Over the past month or so, Mary and I have been playing It Takes Two, from the same people who made A Way Out. This time, we actually played on the same couch together, which was fairly successful. What’s weird is, aside from the structural premise that the games are meant to be played together and do not support physical distance, from a screen real estate perspective, these two games could not be farther apart.

It Takes Two is a family drama about parents of a young daughter who have begun to resent each other and are on the verge of divorce. Only the daughter overhears this decision, and using a weird couples’ counseling book accidentally puts them under a curse where they are body-swapped into instantly regenerating clay and twiggy fabric bodies of insectile proportions, and the personified book leads them through fantastical versions of their home and their past, trying to teach them how to reconnect and start working as a team again.

Will it work? Depends among other things on how good you are at combat platformers.

But honestly, it was a sweet, heartfelt game about a plan that would almost certainly fail in real life, and I have to recommend it to anyone who likes to play a game with other people. It’s too bad it isn’t easier to curse people on the verge of divorce into having no choice but to trust each other and work together and have the kinds of experiences that form lifelong bonds, and find out whether that would work or not.

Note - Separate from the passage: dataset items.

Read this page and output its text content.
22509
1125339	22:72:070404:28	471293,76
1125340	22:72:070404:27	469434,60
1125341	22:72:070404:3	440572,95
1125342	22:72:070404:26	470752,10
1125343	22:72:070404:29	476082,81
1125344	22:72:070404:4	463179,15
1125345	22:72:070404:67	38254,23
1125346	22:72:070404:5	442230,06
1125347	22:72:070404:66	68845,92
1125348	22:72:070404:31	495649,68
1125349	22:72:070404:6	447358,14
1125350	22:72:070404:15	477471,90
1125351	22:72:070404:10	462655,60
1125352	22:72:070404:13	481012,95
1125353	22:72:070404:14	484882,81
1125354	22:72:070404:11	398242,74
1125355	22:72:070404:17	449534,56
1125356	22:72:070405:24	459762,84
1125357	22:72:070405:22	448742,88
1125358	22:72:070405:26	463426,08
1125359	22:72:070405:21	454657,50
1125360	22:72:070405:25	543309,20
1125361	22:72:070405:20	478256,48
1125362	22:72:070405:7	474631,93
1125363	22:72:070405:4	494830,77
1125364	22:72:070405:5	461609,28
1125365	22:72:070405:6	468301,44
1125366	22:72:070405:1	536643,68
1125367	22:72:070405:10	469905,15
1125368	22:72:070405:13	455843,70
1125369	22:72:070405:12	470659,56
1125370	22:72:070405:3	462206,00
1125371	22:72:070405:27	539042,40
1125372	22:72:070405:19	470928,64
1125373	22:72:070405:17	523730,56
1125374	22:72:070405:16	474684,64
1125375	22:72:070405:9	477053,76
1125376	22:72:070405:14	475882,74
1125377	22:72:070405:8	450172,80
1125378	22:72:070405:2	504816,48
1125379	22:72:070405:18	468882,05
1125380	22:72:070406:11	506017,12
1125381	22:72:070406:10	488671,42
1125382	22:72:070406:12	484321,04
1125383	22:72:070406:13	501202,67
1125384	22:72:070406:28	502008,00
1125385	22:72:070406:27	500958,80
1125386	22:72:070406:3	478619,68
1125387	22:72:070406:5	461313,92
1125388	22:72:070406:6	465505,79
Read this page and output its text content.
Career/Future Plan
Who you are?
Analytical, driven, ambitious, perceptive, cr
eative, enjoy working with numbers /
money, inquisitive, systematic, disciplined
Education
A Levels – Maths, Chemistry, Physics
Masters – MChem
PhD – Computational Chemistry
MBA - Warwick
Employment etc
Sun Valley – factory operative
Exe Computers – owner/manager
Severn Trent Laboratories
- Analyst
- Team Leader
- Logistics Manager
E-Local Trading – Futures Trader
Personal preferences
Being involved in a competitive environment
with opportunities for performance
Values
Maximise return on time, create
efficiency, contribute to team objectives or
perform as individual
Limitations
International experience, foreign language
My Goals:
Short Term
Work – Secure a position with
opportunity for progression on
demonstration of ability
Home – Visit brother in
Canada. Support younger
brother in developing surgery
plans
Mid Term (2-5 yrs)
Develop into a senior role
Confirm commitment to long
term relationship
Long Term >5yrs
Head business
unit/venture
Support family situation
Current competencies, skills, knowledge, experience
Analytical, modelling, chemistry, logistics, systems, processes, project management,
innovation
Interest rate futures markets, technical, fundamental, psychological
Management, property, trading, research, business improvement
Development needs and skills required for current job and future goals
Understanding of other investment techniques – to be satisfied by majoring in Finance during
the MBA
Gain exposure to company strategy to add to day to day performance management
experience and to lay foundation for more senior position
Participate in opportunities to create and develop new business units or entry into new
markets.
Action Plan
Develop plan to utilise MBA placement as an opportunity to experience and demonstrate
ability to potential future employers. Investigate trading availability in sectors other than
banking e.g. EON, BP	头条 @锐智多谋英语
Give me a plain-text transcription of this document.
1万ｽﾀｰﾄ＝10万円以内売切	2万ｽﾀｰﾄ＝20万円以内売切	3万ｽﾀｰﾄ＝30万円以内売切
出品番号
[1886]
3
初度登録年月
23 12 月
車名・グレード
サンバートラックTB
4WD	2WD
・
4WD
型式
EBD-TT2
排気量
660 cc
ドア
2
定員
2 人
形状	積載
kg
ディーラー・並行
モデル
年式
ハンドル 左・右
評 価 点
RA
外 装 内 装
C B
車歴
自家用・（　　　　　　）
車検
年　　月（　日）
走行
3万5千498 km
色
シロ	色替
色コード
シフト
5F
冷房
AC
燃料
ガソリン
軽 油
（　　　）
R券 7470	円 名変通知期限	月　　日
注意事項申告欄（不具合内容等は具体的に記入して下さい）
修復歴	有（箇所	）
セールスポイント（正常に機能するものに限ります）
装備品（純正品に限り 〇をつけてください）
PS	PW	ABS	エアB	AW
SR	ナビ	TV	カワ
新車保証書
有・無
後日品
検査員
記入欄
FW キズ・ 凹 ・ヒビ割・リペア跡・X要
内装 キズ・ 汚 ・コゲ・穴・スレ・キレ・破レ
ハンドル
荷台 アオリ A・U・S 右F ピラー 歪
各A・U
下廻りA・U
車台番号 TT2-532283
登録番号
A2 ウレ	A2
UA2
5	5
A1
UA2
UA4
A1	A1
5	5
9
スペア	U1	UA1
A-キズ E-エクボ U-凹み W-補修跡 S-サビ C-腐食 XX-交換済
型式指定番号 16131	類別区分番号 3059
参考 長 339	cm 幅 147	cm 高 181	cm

Mission: Impossible – Fallout

Another few weeks, another new Mission Impossible movie. And boy are these things getting more and more serialized!

Fallout concerns itself with all the[1], ahem, consequences of cutting the head off the Syndicate serpent in the prior film. You see, all the employees left adrift were themselves well-trained spies, so they just kept on keeping on, and now Ethan Hunt and his team have to secure a few loose nuclear weapons.

Blah blah action-cakes and chases and things, but here’s what I found most interesting about this movie after you cut past the (at this point) recycled world-in-danger plots and revenge plots and double crosses and explosions and all: Tom Cruise isn’t smirking his way through each threat anymore. I’m not sure if it’s that he’s older, or that Ethan is older[2], or that the writers want me to buy that there’s more on the line than there used to be, despite prior plots centering on a highly transmissible and extremely deadly synthetic virus and on global thermonuclear war, and Ethan not having all the answers with a snap of his fingers is the way they thought of.

Whatever it is, I liked seeing them have to work for it this time.

[1] oh hey, I just got the double entendre
[2] Yes yes, Tom = Ethan, but I really do think there’s a meaningful distinction to be drawn between the two possibilities. Tom being older is about him also having a more realistic world view and admitting that all of these things shouldn’t come so easily as they do, even in a fantasy action world. Ethan being older is about his growing awareness of his own mortality in a body that is beginning to run out of steam a little faster than it used to, as well as his growing awareness that nobody can maintain a win streak forever.